Project description:Gene tree topologies have proven a powerful data source for various tasks, including species tree inference and species delimitation. Consequently, methods for computing probabilities of gene trees within species trees have been developed and widely used in probabilistic inference frameworks. All these methods assume an underlying multispecies coalescent model. However, when reticulate evolutionary events such as hybridization occur, these methods are inadequate, as they do not account for such events. Methods that account for both hybridization and deep coalescence in computing the probability of a gene tree topology currently exist for very limited cases.
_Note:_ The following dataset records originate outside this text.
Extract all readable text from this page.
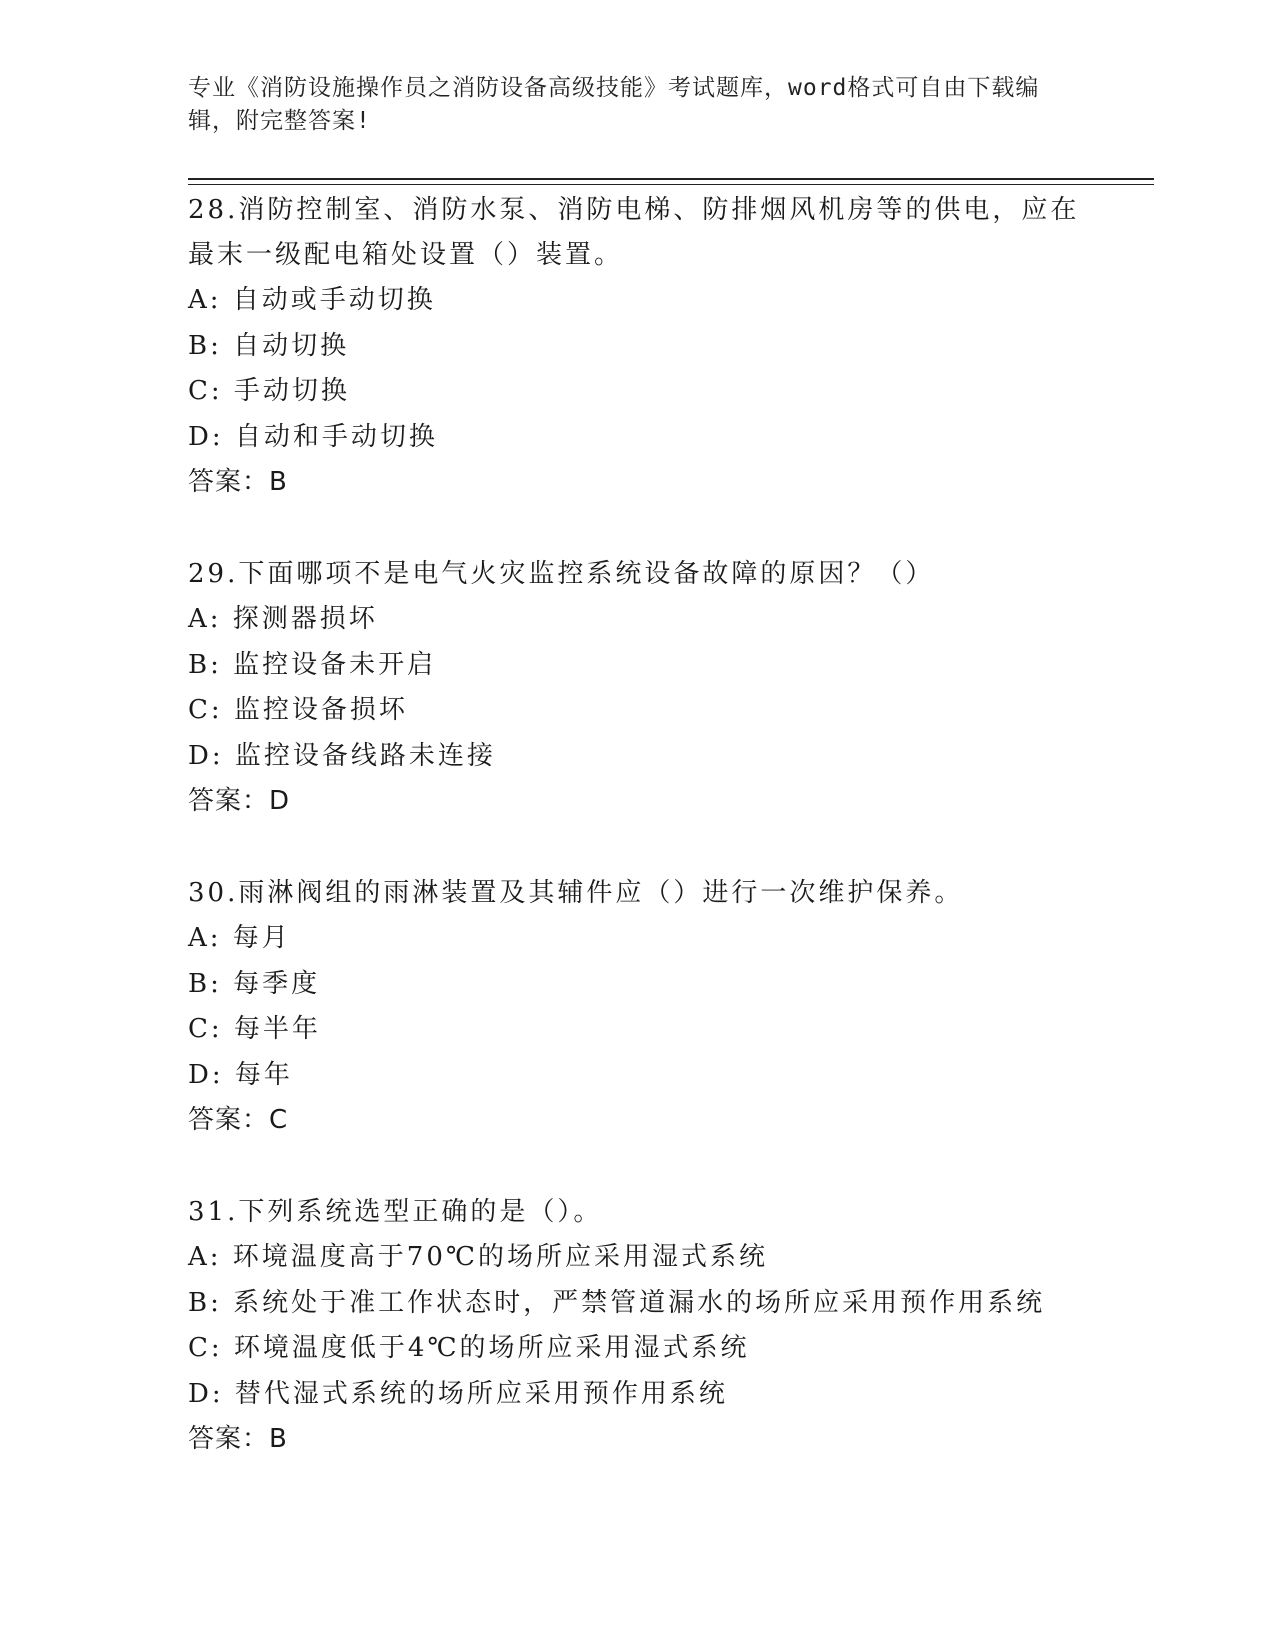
专业《消防设施操作员之消防设备高级技能》考试题库，word格式可自由下载编辑，附完整答案!

28.消防控制室、消防水泵、消防电梯、防排烟风机房等的供电，应在最末一级配电箱处设置（）装置。

A: 自动或手动切换

B: 自动切换

C: 手动切换

D: 自动和手动切换

答案：B

29.下面哪项不是电气火灾监控系统设备故障的原因？（）

A: 探测器损坏

B: 监控设备未开启

C: 监控设备损坏

D: 监控设备线路未连接

答案：D

30.雨淋阀组的雨淋装置及其辅件应（）进行一次维护保养。

A: 每月

B: 每季度

C: 每半年

D: 每年

答案：C

31.下列系统选型正确的是（）。

A: 环境温度高于70℃的场所应采用湿式系统

B: 系统处于准工作状态时，严禁管道漏水的场所应采用预作用系统

C: 环境温度低于4℃的场所应采用湿式系统

D: 替代湿式系统的场所应采用预作用系统

答案：B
However, no such methods exist for general cases, owing primarily to the fact that it is currently unknown how to compute the probability of a gene tree topology within the branches of a phylogenetic network. Here we present a novel method for computing the probability of gene tree topologies on phylogenetic networks and demonstrate its application to the inference of hybridization in the presence of incomplete lineage sorting. We reanalyze a Saccharomyces species data set for which multiple analyses had converged on a species tree candidate. Using our method, though, we show that an evolutionary hypothesis involving hybridization in this group has better support than one of strict divergence. A similar reanalysis on a group of three Drosophila species shows that the data is consistent with hybridization. Further, using extensive simulation studies, we demonstrate the power of gene tree topologies at obtaining accurate estimates of branch lengths and hybridization probabilities of a given phylogenetic network. Finally, we discuss identifiability issues with detecting hybridization, particularly in cases that involve extinction or incomplete sampling of taxa.